„Arduino? Das nutzt doch heute keiner mehr…“
Wer sich in den letzten Jahren mit Mikrocontrollern beschäftigt hat, stolpert überall über den ESP32. Dual-Core, WLAN, Bluetooth, 240 MHz, massig Speicher – und das alles für ein paar Euro. Kein Wunder also, dass der gute alte Arduino UNO im Schatten der neuen Mikrocontroller-Generation zu stehen scheint.
Die Kommentare in Foren und Social Media klingen dann auch oft so:
„Warum noch einen Arduino benutzen, wenn es doch den ESP32 gibt?“
Aber ist das wirklich so? Hat der Arduino tatsächlich ausgedient? Oder gibt es gute Gründe, auch heute noch auf den betagten Klassiker zu setzen?
Und vor allem:
Wenn ich gerade erst einsteige – sollte ich dann überhaupt noch mit einem Arduino anfangen, oder direkt auf einen ESP32 setzen?
Genau um diese Fragen geht es in diesem Beitrag.
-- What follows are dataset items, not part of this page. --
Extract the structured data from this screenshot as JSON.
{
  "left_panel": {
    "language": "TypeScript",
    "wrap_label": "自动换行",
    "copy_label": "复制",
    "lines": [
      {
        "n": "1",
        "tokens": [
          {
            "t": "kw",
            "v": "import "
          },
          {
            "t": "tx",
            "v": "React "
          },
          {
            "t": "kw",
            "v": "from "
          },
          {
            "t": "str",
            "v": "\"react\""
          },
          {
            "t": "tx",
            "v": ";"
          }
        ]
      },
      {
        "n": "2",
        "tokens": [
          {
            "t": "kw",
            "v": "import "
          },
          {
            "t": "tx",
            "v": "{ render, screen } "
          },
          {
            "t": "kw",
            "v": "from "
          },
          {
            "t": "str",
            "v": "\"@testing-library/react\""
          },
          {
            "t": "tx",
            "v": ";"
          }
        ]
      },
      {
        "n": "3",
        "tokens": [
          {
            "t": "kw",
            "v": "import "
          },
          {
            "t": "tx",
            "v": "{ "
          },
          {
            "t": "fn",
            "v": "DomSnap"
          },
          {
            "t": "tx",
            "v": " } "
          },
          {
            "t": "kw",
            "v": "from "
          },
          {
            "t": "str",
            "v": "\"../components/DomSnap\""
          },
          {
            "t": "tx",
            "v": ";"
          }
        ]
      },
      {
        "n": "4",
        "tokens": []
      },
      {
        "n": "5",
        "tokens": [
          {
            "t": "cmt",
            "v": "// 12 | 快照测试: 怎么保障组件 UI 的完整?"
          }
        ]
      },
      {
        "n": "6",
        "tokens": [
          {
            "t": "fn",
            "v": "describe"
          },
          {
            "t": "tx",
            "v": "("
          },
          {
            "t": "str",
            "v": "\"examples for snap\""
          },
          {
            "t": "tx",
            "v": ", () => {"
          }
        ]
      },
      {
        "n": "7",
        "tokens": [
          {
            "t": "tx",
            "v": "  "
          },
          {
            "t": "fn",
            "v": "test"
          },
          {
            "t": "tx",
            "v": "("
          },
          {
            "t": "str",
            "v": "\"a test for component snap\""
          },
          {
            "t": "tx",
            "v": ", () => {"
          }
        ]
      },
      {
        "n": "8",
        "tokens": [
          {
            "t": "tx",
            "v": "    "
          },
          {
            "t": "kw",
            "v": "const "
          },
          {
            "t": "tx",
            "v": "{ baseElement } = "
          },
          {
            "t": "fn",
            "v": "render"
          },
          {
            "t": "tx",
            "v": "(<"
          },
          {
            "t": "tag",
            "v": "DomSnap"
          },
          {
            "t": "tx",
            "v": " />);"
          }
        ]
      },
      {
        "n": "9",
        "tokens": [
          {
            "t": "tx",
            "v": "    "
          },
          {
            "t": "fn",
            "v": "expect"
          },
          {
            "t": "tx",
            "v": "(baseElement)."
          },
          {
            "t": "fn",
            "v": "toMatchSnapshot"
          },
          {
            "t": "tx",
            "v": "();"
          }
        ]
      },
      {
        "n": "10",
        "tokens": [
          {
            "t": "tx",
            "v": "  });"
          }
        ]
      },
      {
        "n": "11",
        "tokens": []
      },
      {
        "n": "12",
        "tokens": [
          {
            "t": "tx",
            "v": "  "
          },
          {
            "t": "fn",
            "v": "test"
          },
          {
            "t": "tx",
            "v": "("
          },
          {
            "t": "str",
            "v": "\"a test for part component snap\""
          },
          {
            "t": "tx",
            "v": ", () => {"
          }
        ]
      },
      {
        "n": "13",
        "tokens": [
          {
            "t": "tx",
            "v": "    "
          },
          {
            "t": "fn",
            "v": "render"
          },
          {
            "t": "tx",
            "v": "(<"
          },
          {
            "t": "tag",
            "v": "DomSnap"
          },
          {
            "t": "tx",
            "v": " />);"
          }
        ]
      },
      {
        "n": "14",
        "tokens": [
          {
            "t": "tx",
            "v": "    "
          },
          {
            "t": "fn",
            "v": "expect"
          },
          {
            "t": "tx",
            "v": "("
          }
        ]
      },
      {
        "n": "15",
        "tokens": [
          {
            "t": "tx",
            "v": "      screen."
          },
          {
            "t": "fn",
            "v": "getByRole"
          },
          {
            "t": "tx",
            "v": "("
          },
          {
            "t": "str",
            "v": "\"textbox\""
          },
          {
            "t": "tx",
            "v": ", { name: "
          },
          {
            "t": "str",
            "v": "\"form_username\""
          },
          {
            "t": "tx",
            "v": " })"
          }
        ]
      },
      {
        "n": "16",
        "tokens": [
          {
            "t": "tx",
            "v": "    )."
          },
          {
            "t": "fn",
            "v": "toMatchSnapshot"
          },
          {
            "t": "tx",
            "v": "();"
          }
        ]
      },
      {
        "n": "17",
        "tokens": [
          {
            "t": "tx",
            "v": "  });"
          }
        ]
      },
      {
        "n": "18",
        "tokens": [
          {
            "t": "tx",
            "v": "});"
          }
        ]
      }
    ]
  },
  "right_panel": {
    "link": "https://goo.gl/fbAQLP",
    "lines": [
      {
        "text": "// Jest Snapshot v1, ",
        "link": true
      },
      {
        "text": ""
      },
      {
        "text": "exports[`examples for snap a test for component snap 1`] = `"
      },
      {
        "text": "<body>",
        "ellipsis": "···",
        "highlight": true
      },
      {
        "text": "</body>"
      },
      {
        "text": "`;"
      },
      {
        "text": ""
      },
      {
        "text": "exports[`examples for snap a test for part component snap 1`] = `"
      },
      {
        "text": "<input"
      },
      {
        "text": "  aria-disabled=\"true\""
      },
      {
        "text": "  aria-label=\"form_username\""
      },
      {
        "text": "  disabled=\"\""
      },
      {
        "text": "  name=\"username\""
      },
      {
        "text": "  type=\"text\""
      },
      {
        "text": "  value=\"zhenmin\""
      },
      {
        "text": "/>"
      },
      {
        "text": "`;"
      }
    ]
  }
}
Und so viel sei schon mal verraten: Leistung ist nicht immer alles.
ESP32 – das moderne Powerpaket (aber nicht für alles nötig)
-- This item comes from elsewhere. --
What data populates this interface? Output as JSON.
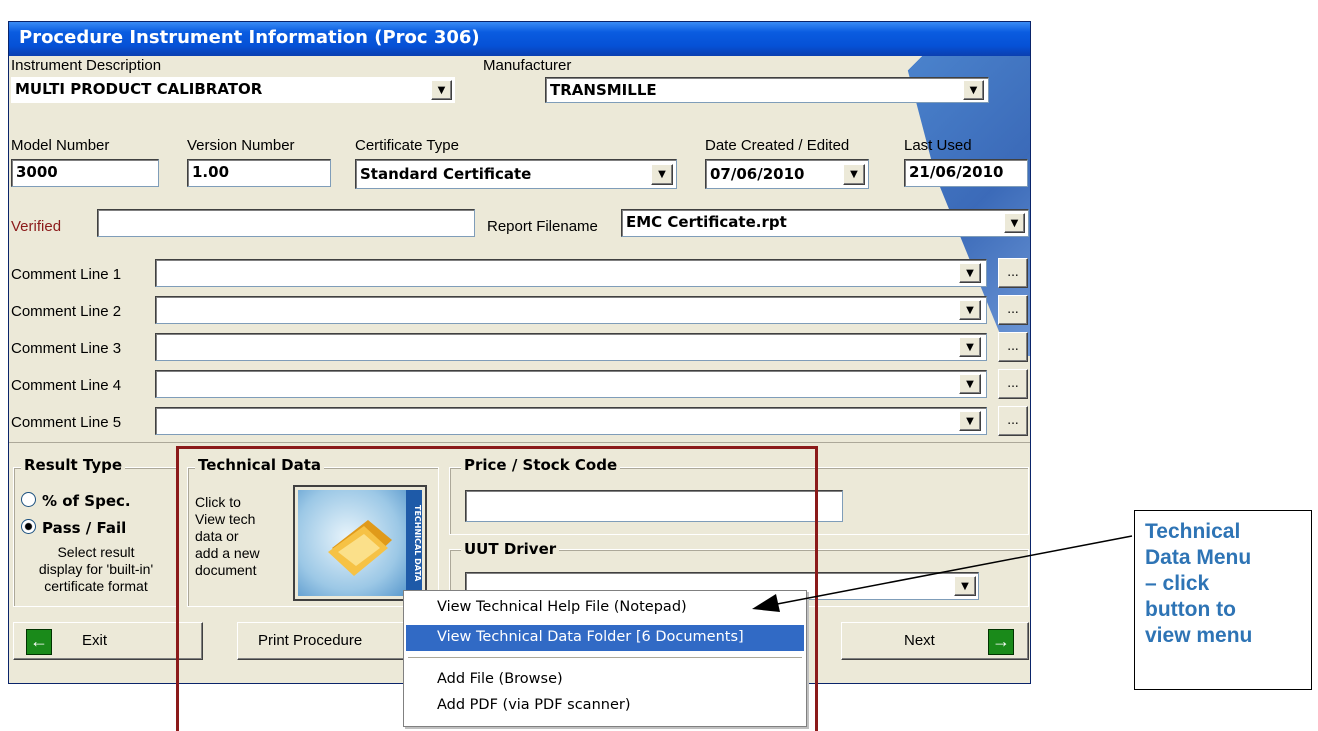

Wenn man sich heute in der Maker-Szene oder auf YouTube umschaut, könnte man fast glauben, es gäbe nur noch den ESP32. Und das ist auch gar nicht so abwegig: Der ESP32 bringt schon ab Werk eine ganze Menge beeindruckender Features mit, die früher nur mit viel zusätzlicher Hardware möglich waren.
🔥 Ein kurzer Blick auf die Highlights:
- Dual-Core mit bis zu 240 MHz
- WLAN und Bluetooth direkt integriert
- Bis zu 520 kB RAM und mehrere Megabyte Flash
- Viele GPIOs, PWM, ADC, DAC, I2C, SPI, CAN, Touch-Sensoren, …
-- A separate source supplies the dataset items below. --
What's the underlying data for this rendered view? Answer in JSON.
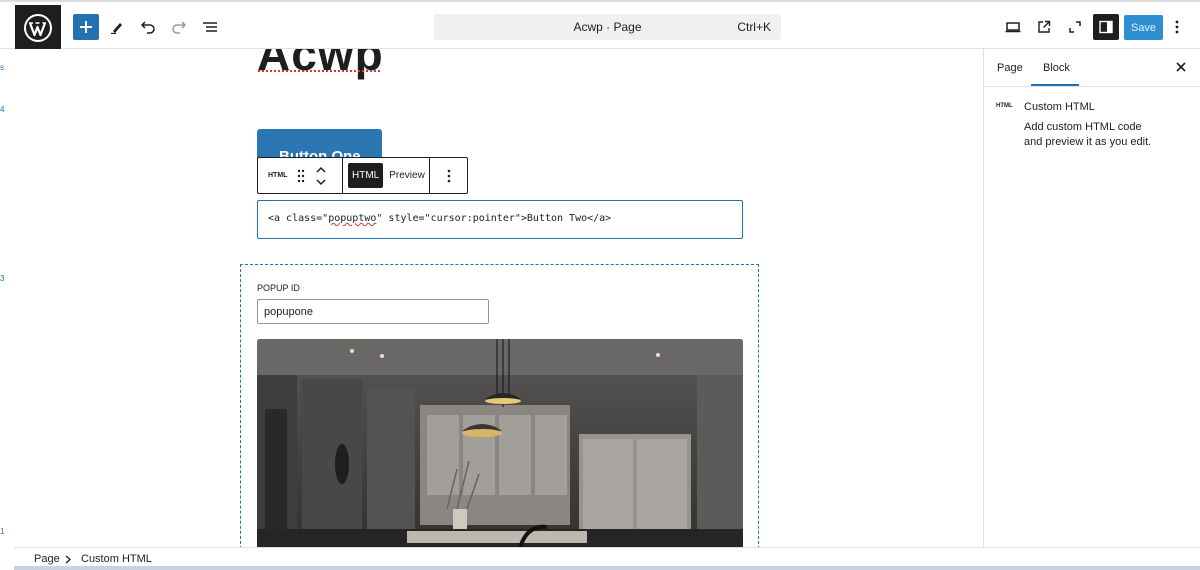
{
  "header": {
    "document_title": "Acwp · Page",
    "shortcut": "Ctrl+K",
    "save_label": "Save"
  },
  "gutter": {
    "marks": [
      "s",
      "4",
      "3",
      "1"
    ]
  },
  "editor": {
    "page_title": "Acwp",
    "button_one_label": "Button One",
    "block_toolbar": {
      "type_label": "HTML",
      "mode_html": "HTML",
      "mode_preview": "Preview"
    },
    "code": {
      "before": "<a class=\"",
      "squiggle": "popuptwo",
      "after": "\" style=\"cursor:pointer\">Button Two</a>"
    },
    "popup": {
      "label": "POPUP ID",
      "input_value": "popupone"
    }
  },
  "sidebar": {
    "tabs": [
      "Page",
      "Block"
    ],
    "active_tab": "Block",
    "block": {
      "icon_text": "HTML",
      "name": "Custom HTML",
      "description": "Add custom HTML code and preview it as you edit."
    }
  },
  "breadcrumb": {
    "items": [
      "Page",
      "Custom HTML"
    ]
  },
  "colors": {
    "accent": "#2271b1",
    "dark": "#1e1e1e"
  }
}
- Bereits ab ca. 3 € (je nach Ausführung und Händler)







Und dann wäre da noch ein echter Publikumsliebling: die ESP32-CAM.




Für rund 5 € bekommt man hier nicht nur die Rechenpower des ESP32, sondern auch gleich eine kleine Kamera mit bis zu 5 Megapixeln dazu. Damit sind Projekte wie:
- Überwachungskamera,
- QR-Code-Scanner,
- Fotos per E-Mail oder Telegram senden
ganz einfach umsetzbar – ohne zusätzliche Hardware.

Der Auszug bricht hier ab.